In fase di Valutazione di impatto ambientale, il Piano per le opere di mitigazione del rischio idrogeologico e del rapporto della città con i suoi fiumi, Olbia le sue acque, oggi, è passato al vaglio della cittadinanza, nella consultazione pubblica, passaggio obbligato nell'iter di approvazione del progetto che negli auspici del sindaco, Settimo Nizzi, dovrebbe concludersi a fine anno. «Dal giorno in cui otteniamo tutte le autorizzazioni, contiamo di realizzare le opere in due anni», dice il primo cittadino.

Al Piano, che ha l’obiettivo di dimezzare le portate d’acqua dentro la città e di azzerare le zone ad alto rischio idrogeologico Hi4 che hanno ingessato lo sviluppo urbanistico per dieci anni, nessuna osservazione dal pubblico che ha ancora venti giorni per protocollarle. Olbia e le sue acque, illustrato dai suoi redattori, che prevede due canali scolmatori principali, uno al nord e una a sud della città, e la realizzazione di interventi di adeguamento dei trenta ponti e dei canali esistenti, «è la sintesi tra l'inderogabile esigenza di sicurezza della città e un riordino del suo sviluppo, oltre a restituire una riqualificazione di alcune zone con l'utilizzo di tutti i materiali di scavo».
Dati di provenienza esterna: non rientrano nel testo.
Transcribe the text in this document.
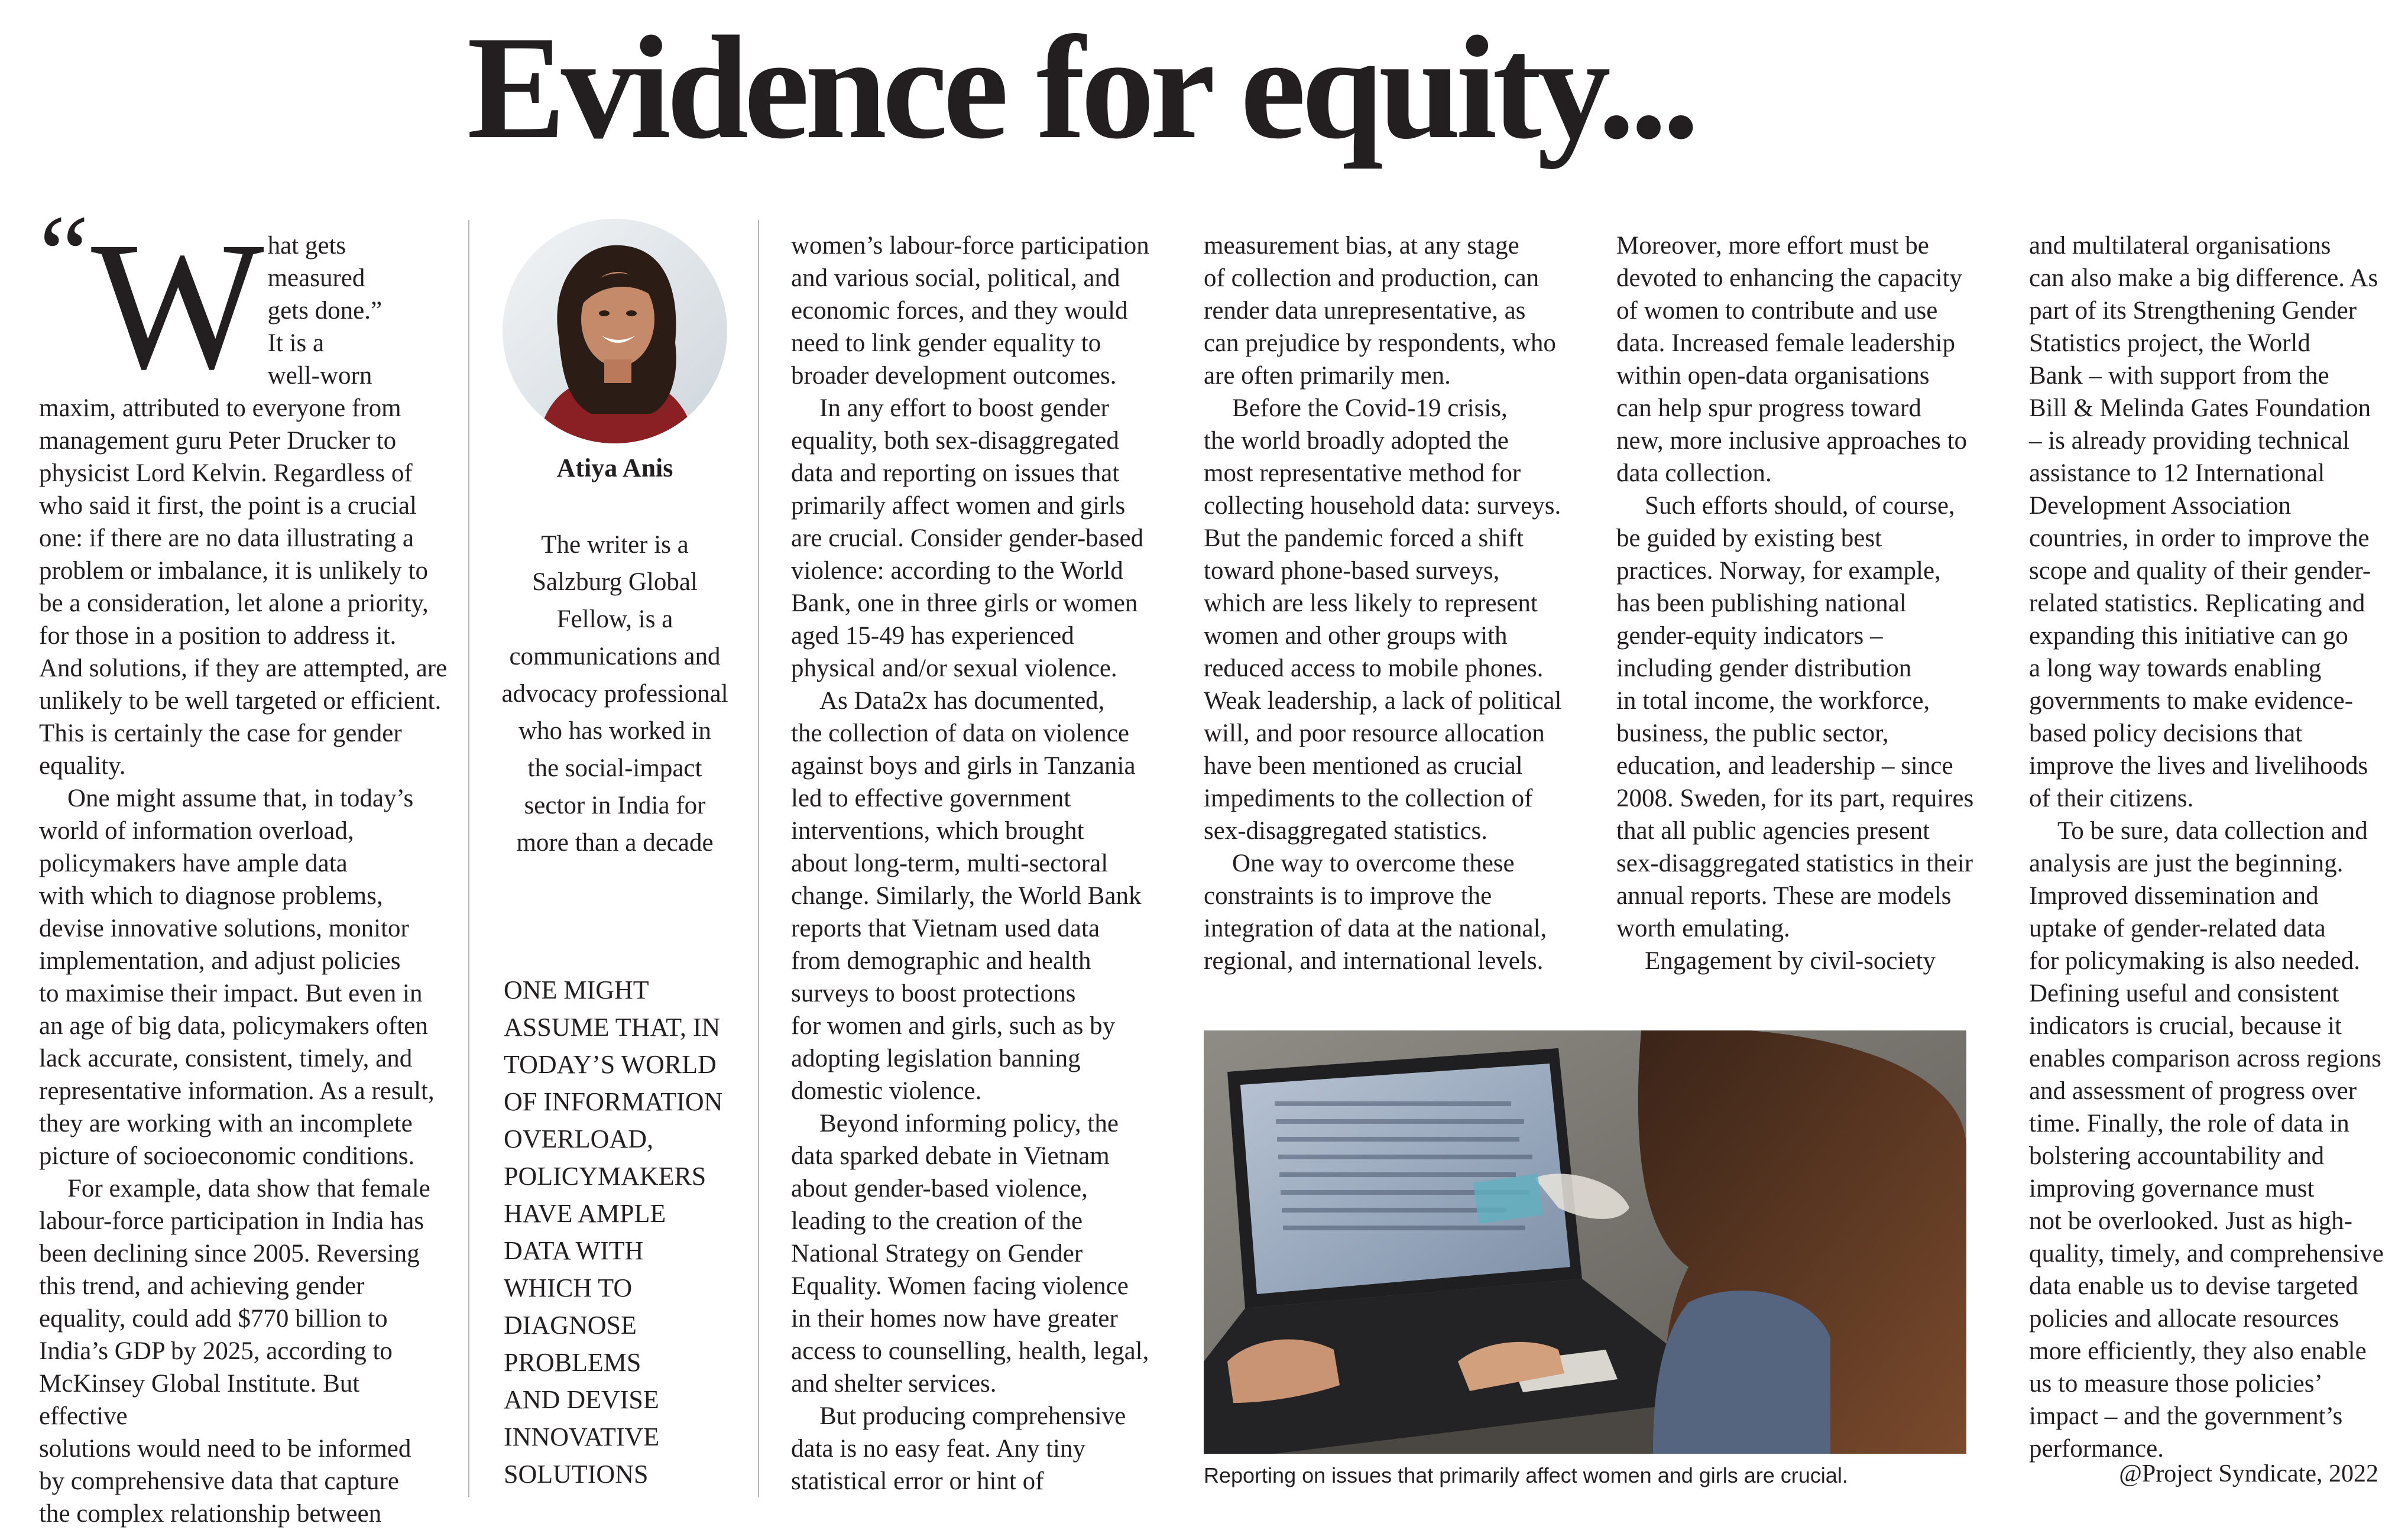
Evidence for equity...
“ W hat gets
measured
gets done.”
It is a
well-worn
maxim, attributed to everyone from
management guru Peter Drucker to
physicist Lord Kelvin. Regardless of
who said it first, the point is a crucial
one: if there are no data illustrating a
problem or imbalance, it is unlikely to
be a consideration, let alone a priority,
for those in a position to address it.
And solutions, if they are attempted, are
unlikely to be well targeted or efficient.
This is certainly the case for gender
equality.

One might assume that, in today’s
world of information overload,
policymakers have ample data
with which to diagnose problems,
devise innovative solutions, monitor
implementation, and adjust policies
to maximise their impact. But even in
an age of big data, policymakers often
lack accurate, consistent, timely, and
representative information. As a result,
they are working with an incomplete
picture of socioeconomic conditions.

For example, data show that female
labour-force participation in India has
been declining since 2005. Reversing
this trend, and achieving gender
equality, could add $770 billion to
India’s GDP by 2025, according to
McKinsey Global Institute. But effective
solutions would need to be informed
by comprehensive data that capture
the complex relationship between

Atiya Anis
The writer is a
Salzburg Global
Fellow, is a
communications and
advocacy professional
who has worked in
the social-impact
sector in India for
more than a decade
ONE MIGHT
ASSUME THAT, IN
TODAY’S WORLD
OF INFORMATION
OVERLOAD,
POLICYMAKERS
HAVE AMPLE
DATA WITH
WHICH TO
DIAGNOSE
PROBLEMS
AND DEVISE
INNOVATIVE
SOLUTIONS

women’s labour-force participation
and various social, political, and
economic forces, and they would
need to link gender equality to
broader development outcomes.

In any effort to boost gender
equality, both sex-disaggregated
data and reporting on issues that
primarily affect women and girls
are crucial. Consider gender-based
violence: according to the World
Bank, one in three girls or women
aged 15-49 has experienced
physical and/or sexual violence.

As Data2x has documented,
the collection of data on violence
against boys and girls in Tanzania
led to effective government
interventions, which brought
about long-term, multi-sectoral
change. Similarly, the World Bank
reports that Vietnam used data
from demographic and health
surveys to boost protections
for women and girls, such as by
adopting legislation banning
domestic violence.

Beyond informing policy, the
data sparked debate in Vietnam
about gender-based violence,
leading to the creation of the
National Strategy on Gender
Equality. Women facing violence
in their homes now have greater
access to counselling, health, legal,
and shelter services.

But producing comprehensive
data is no easy feat. Any tiny
statistical error or hint of

measurement bias, at any stage
of collection and production, can
render data unrepresentative, as
can prejudice by respondents, who
are often primarily men.

Before the Covid-19 crisis,
the world broadly adopted the
most representative method for
collecting household data: surveys.
But the pandemic forced a shift
toward phone-based surveys,
which are less likely to represent
women and other groups with
reduced access to mobile phones.
Weak leadership, a lack of political
will, and poor resource allocation
have been mentioned as crucial
impediments to the collection of
sex-disaggregated statistics.

One way to overcome these
constraints is to improve the
integration of data at the national,
regional, and international levels.

Moreover, more effort must be
devoted to enhancing the capacity
of women to contribute and use
data. Increased female leadership
within open-data organisations
can help spur progress toward
new, more inclusive approaches to
data collection.

Such efforts should, of course,
be guided by existing best
practices. Norway, for example,
has been publishing national
gender-equity indicators –
including gender distribution
in total income, the workforce,
business, the public sector,
education, and leadership – since
2008. Sweden, for its part, requires
that all public agencies present
sex-disaggregated statistics in their
annual reports. These are models
worth emulating.

Engagement by civil-society

and multilateral organisations
can also make a big difference. As
part of its Strengthening Gender
Statistics project, the World
Bank – with support from the
Bill & Melinda Gates Foundation
– is already providing technical
assistance to 12 International
Development Association
countries, in order to improve the
scope and quality of their gender-
related statistics. Replicating and
expanding this initiative can go
a long way towards enabling
governments to make evidence-
based policy decisions that
improve the lives and livelihoods
of their citizens.

To be sure, data collection and
analysis are just the beginning.
Improved dissemination and
uptake of gender-related data
for policymaking is also needed.
Defining useful and consistent
indicators is crucial, because it
enables comparison across regions
and assessment of progress over
time. Finally, the role of data in
bolstering accountability and
improving governance must
not be overlooked. Just as high-
quality, timely, and comprehensive
data enable us to devise targeted
policies and allocate resources
more efficiently, they also enable
us to measure those policies’
impact – and the government’s
performance.

Reporting on issues that primarily affect women and girls are crucial.	@Project Syndicate, 2022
Tra queste, la zona umida a ridosso della spiaggia di Pittulongu che, però, ha incassato l'osservazione protocollata da Legambiente Gallura che scrive: «Secondo lo studio del Piano si è riscontrato un’analogia cromatica tra le sabbie di Pittulongu e quelle individuate alle foci dei canali Zozò, San Nicola e Seligheddu dove per decenni si è assistito a scarichi fognari abusivi che le renderebbero incompatibili con un intervento di ripascimento a monte dell'arenile».

L’associazione ambientalista chiede analisi più specifiche: «L’analisi delle sabbie dal punto di vista cromatico, allo stato attuale, sembra troppo semplicistico, l'analisi chimica dovrebbe porre maggiore attenzione alla presenza di cloruri nei materiali di riempimento che potrebbero essere pericolosi per i sistemi di vegetazione e andrebbe fatta un'analisi mineralogica della parte limosa che potrebbe avere una componente inquinante». Tutto ciò aggiunge Legambiente, per evitare che «il riempimento di parte della zona umida non sia un intervento di mero accantonamento di inerti che comprometterebbe l'attuale equilibrio idraulico».